Health Indicator Report of Cardiovascular Disease - High Blood Pressure
High blood pressure is a risk factor for cardiovascular disease (i.e., heart attack, heart failure, or stroke) and kidney failure. For adults who have high blood pressure, controlling it through lifestyle modifications (i.e., diet and exercise) as well as medications can help reduce the likelihood of developing cardiovascular disease or kidney failure.
NotesThe high blood pressure question is administered only in odd-numbered years. All prevalence estimates are age-adjusted to the U.S. 2000 standard population (except for rates by age group).
Data SourceBehavioral Risk Factor Survey, Center for Health Statistics, New Jersey Department of Health, [http://www.state.nj.us/health/chs/njbrfs/]
Data Interpretation IssuesData for this indicator report are from the Behavioral Risk Factor Surveillance System (BRFSS), an ongoing survey of adults regarding their health-related behaviors, health conditions, and preventive services. Data are collected in all 50 states, D.C., and U.S. territories. Responses have been weighted to reflect the New Jersey adult population by age, sex, ethnicity, geographic region, marital status, education level, home ownership and type of phone ownership. The survey is conducted using scientific telephone survey methods for landline and cellular phones (with cellular since 2011). The landline phone portion of the survey excludes adults living in group quarters such as college dormitories, nursing homes, military barracks, and prisons. The cellular phone portion of the survey includes adult students living in college dormitories but excludes other group quarters. Beginning with 2011, the BRFSS updated its surveillance methods by adding in calls to cell phones and changing its weighting methods. These changes improve BRFSS' ability to take into account the increasing proportion of U.S. adults using only cellular telephones as well as to adjust survey data to improve the representativeness of the estimates generated from the survey. Results have been adjusted for the probability of selection of the respondent, and have been weighted to the adult population by age, gender, phone type, detailed race/ethnicity, renter/owner, education, marital status, and geographic area. The "missing" and "don't know" responses are removed before calculating a percentage.
DefinitionEstimated percentage of New Jersey adults (age 18 and over) who have ever been told by a doctor, nurse or other health professional that they have high blood pressure.
NumeratorNumber of adults from the Behavioral Risk Factor Surveillance System who have ever been told they have high blood pressure by a health professional.
DenominatorNumber of survey respondents excluding those with missing, "Don't know/Not sure," and "Refused" responses.

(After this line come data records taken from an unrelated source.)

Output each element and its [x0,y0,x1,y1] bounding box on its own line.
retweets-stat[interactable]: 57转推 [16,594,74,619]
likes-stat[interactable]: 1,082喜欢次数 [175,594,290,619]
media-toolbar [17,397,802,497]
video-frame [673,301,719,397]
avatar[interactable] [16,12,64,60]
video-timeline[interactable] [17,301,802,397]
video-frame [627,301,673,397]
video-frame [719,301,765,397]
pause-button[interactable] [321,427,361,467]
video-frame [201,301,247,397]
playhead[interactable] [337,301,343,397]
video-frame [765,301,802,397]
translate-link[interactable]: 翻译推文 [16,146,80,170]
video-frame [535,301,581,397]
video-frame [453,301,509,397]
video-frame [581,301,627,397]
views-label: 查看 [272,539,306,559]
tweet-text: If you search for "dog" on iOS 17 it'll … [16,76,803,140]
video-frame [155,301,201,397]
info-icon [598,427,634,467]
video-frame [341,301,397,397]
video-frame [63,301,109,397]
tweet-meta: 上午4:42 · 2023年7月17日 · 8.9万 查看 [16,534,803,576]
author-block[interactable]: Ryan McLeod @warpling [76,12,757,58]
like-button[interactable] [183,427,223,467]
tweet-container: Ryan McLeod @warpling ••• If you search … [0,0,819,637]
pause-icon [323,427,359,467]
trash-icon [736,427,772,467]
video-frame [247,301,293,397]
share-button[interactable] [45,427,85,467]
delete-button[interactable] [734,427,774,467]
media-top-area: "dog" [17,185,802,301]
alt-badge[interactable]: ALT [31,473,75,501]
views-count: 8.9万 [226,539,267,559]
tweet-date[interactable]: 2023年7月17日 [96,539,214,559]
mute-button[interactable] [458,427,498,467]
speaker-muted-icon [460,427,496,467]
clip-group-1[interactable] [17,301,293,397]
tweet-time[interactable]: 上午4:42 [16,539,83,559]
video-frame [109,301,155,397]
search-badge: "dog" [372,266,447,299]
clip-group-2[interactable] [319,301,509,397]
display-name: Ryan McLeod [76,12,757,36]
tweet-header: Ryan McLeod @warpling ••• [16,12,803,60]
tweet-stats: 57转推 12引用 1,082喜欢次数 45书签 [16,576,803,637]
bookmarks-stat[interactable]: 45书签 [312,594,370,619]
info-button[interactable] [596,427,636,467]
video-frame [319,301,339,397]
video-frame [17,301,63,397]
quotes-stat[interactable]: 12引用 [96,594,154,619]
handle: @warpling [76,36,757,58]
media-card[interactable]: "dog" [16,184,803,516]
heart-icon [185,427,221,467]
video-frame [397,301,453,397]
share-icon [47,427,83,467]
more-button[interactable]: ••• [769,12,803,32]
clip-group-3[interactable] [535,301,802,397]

How Are We Doing?In 2017, the percentage of New Jersey adults who have ever been told they have high blood pressure by a health professional was 30.2%. Blacks (41.0%) have highest prevalence of diagnosed high blood pressure compared to Whites (28.4%), Asians (27.7%) and Hispanics (31.0%) in the state.
What Is Being Done?The New Jersey Heart Disease and Stroke Prevention Program (NJHDSPP) seeks to reduce the burden of heart disease and stroke for New Jersey residents through evidence-based systems level interventions that support prevention, detection and control of high blood pressure, a leading cause of heart disease and stroke. Since 2013, HDSPP has partnered with 22 health systems including Federally Qualified Health Centers (FQHCs), Regional Planning Collaboratives (RPCs), and Accountable Care Organizations (ACOs) to: *Increase electronic health records (EHR) adoption *Increase the use of health information technology and team based care *Changing roles and adding new positions to enhance care coordination teams *Improve control measures for high blood pressure *Implement Clinical Decision Support Systems (CDS) *Incorporating clinical guidelines that are a part of a decision support system *Improving usability and applicability of alerts, order sets, registries, and other clinical data available through electronic health records (EHRs) and health information exchanges (HIEs) *Promote awareness High Blood Pressure among patients with the condition
Evidence-based PracticesThe NJHDSPP reduces the burden of high blood pressure on New Jersey residents by implementing health systems interventions that increase awareness, promote reporting of clinical quality measures (NQF 18), and increase quality improvement processes such as Team Based Care (TBC). These practices are recommended by the Community Guide for Preventive Services and the Centers for Disease Control and Prevention as effective, evidence based practices to reduce the burden of high blood pressure.